By focusing the initial step on God’s desire for us to experience His love, peace and abundant life, anyone using this tool can open the door to a discussion with a basic question. Those who use this tool often begin by asking, “Do you know the steps to peace with God?” Those words, “Do you know,” immediately trigger someone’s intellectual curiosity and pave the way for an introduction to the fact that there is a God who desires a personal relationship with everyone.

Hearing—maybe for the first time—that it is possible to have peace with God, the person is drawn to the Originator of faith, life and redemption—the Savior. This question often provokes a feeling that one ought to know something but does not. One might also ask the question, “Did you know that God has a specific plan for you?” Both questions help people realize they have a God-shaped vacuum. People become interested in finding out about these steps to peace with God.

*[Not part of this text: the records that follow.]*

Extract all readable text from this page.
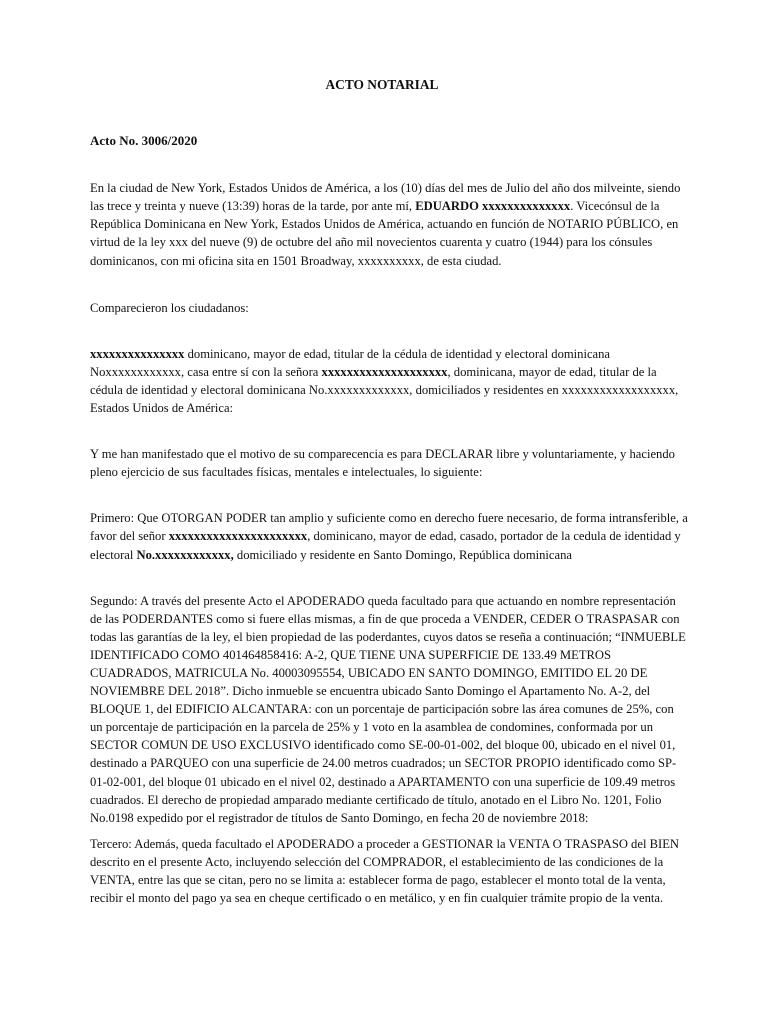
ACTO NOTARIAL
Acto No. 3006/2020

En la ciudad de New York, Estados Unidos de América, a los (10) días del mes de Julio del año dos milveinte, siendo las trece y treinta y nueve (13:39) horas de la tarde, por ante mí, EDUARDO xxxxxxxxxxxxxx. Vicecónsul de la República Dominicana en New York, Estados Unidos de América, actuando en función de NOTARIO PÚBLICO, en virtud de la ley xxx del nueve (9) de octubre del año mil novecientos cuarenta y cuatro (1944) para los cónsules dominicanos, con mi oficina sita en 1501 Broadway, xxxxxxxxxx, de esta ciudad.

Comparecieron los ciudadanos:

xxxxxxxxxxxxxxx dominicano, mayor de edad, titular de la cédula de identidad y electoral dominicana Noxxxxxxxxxxxx, casa entre sí con la señora xxxxxxxxxxxxxxxxxxxx, dominicana, mayor de edad, titular de la cédula de identidad y electoral dominicana No.xxxxxxxxxxxxx, domiciliados y residentes en xxxxxxxxxxxxxxxxxx, Estados Unidos de América:

Y me han manifestado que el motivo de su comparecencia es para DECLARAR libre y voluntariamente, y haciendo pleno ejercicio de sus facultades físicas, mentales e intelectuales, lo siguiente:

Primero: Que OTORGAN PODER tan amplio y suficiente como en derecho fuere necesario, de forma intransferible, a favor del señor xxxxxxxxxxxxxxxxxxxxxx, dominicano, mayor de edad, casado, portador de la cedula de identidad y electoral No.xxxxxxxxxxxx, domiciliado y residente en Santo Domingo, República dominicana

Segundo: A través del presente Acto el APODERADO queda facultado para que actuando en nombre representación de las PODERDANTES como si fuere ellas mismas, a fin de que proceda a VENDER, CEDER O TRASPASAR con todas las garantías de la ley, el bien propiedad de las poderdantes, cuyos datos se reseña a continuación; “INMUEBLE IDENTIFICADO COMO 401464858416: A-2, QUE TIENE UNA SUPERFICIE DE 133.49 METROS CUADRADOS, MATRICULA No. 40003095554, UBICADO EN SANTO DOMINGO, EMITIDO EL 20 DE NOVIEMBRE DEL 2018”. Dicho inmueble se encuentra ubicado Santo Domingo el Apartamento No. A-2, del BLOQUE 1, del EDIFICIO ALCANTARA: con un porcentaje de participación sobre las área comunes de 25%, con un porcentaje de participación en la parcela de 25% y 1 voto en la asamblea de condomines, conformada por un SECTOR COMUN DE USO EXCLUSIVO identificado como SE-00-01-002, del bloque 00, ubicado en el nivel 01, destinado a PARQUEO con una superficie de 24.00 metros cuadrados; un SECTOR PROPIO identificado como SP-01-02-001, del bloque 01 ubicado en el nivel 02, destinado a APARTAMENTO con una superficie de 109.49 metros cuadrados. El derecho de propiedad amparado mediante certificado de título, anotado en el Libro No. 1201, Folio No.0198 expedido por el registrador de títulos de Santo Domingo, en fecha 20 de noviembre 2018:

Tercero: Además, queda facultado el APODERADO a proceder a GESTIONAR la VENTA O TRASPASO del BIEN descrito en el presente Acto, incluyendo selección del COMPRADOR, el establecimiento de las condiciones de la VENTA, entre las que se citan, pero no se limita a: establecer forma de pago, establecer el monto total de la venta, recibir el monto del pago ya sea en cheque certificado o en metálico, y en fin cualquier trámite propio de la venta.
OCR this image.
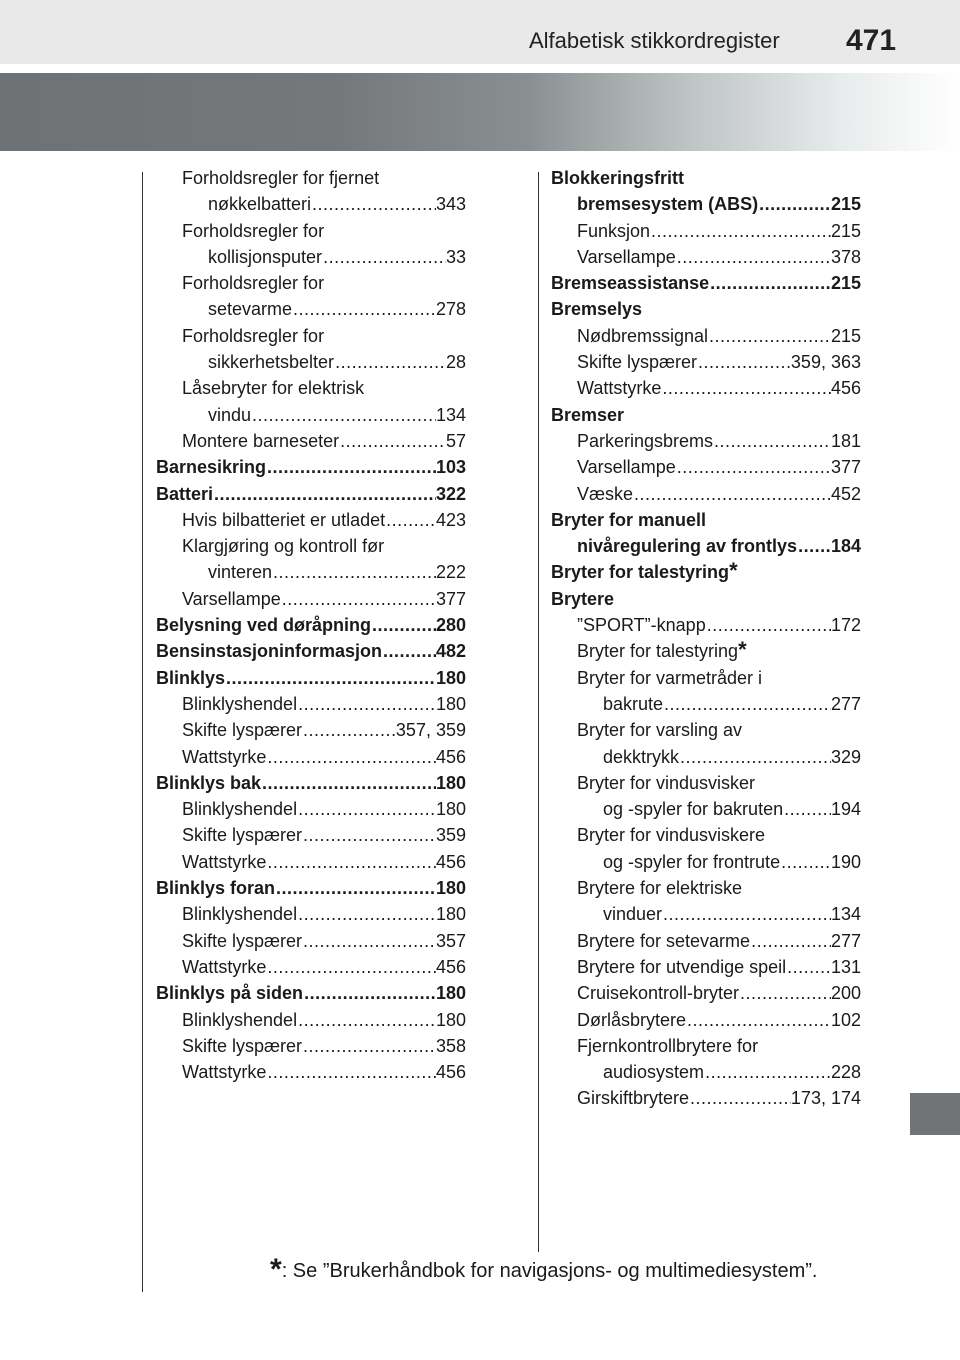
Alfabetisk stikkordregister 471
Forholdsregler for fjernet
nøkkelbatteri .....	343
Forholdsregler for
kollisjonsputer .....	33
Forholdsregler for
setevarme .....	278
Forholdsregler for
sikkerhetsbelter .....	28
Låsebryter for elektrisk
vindu .....	134
Montere barneseter .....	57
Barnesikring .....	103
Batteri .....	322
Hvis bilbatteriet er utladet .....	423
Klargjøring og kontroll før
vinteren .....	222
Varsellampe .....	377
Belysning ved døråpning .....	280
Bensinstasjoninformasjon .....	482
Blinklys .....	180
Blinklyshendel .....	180
Skifte lyspærer .....	357, 359
Wattstyrke .....	456
Blinklys bak .....	180
Blinklyshendel .....	180
Skifte lyspærer .....	359
Wattstyrke .....	456
Blinklys foran .....	180
Blinklyshendel .....	180
Skifte lyspærer .....	357
Wattstyrke .....	456
Blinklys på siden .....	180
Blinklyshendel .....	180
Skifte lyspærer .....	358
Wattstyrke .....	456
Blokkeringsfritt
bremsesystem (ABS) .....	215
Funksjon .....	215
Varsellampe .....	378
Bremseassistanse .....	215
Bremselys
Nødbremssignal .....	215
Skifte lyspærer .....	359, 363
Wattstyrke .....	456
Bremser
Parkeringsbrems .....	181
Varsellampe .....	377
Væske .....	452
Bryter for manuell
nivåregulering av frontlys ..... 184
Bryter for talestyring *
Brytere
”SPORT”-knapp .....	172
Bryter for talestyring *
Bryter for varmetråder i
bakrute .....	277
Bryter for varsling av
dekktrykk .....	329
Bryter for vindusvisker
og -spyler for bakruten .....	194
Bryter for vindusviskere
og -spyler for frontrute .....	190
Brytere for elektriske
vinduer .....	134
Brytere for setevarme .....	277
Brytere for utvendige speil ..... 131
Cruisekontroll-bryter .....	200
Dørlåsbrytere .....	102
Fjernkontrollbrytere for
audiosystem .....	228
Girskiftbrytere .....	173, 174
*: Se ”Brukerhåndbok for navigasjons- og multimediesystem”.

Often, God uses this first step as a jumping-off place, giving a spiritual wake-up call even to those active in the church. During his years with the Billy Graham Evangelistic Association, Riggs trained hundreds of thousands of counselors for Crusades. Much of that training centered on teaching potential counselors to use “Steps to Peace With God.” Sometimes even those who attended counselor training didn’t understand God’s offer of peace. Lives were radically changed as people learned about God’s plan for them.

Still Relevant

Though these steps were written in 1954, they are still relevant today. This tool is now in the public domain, so there is no way to estimate the number of copies in existence. And the steps are a key part of the new Internet Evangelism site.

Other Christian organizations have adjusted the language to best reflect those whom they serve, reaching individuals in the United States and around the world. God took what began as a simple way to involve people in Crusade counseling and transformed it into a tool that drives His truth into the human heart and helps people find peace and life—abundant and eternal.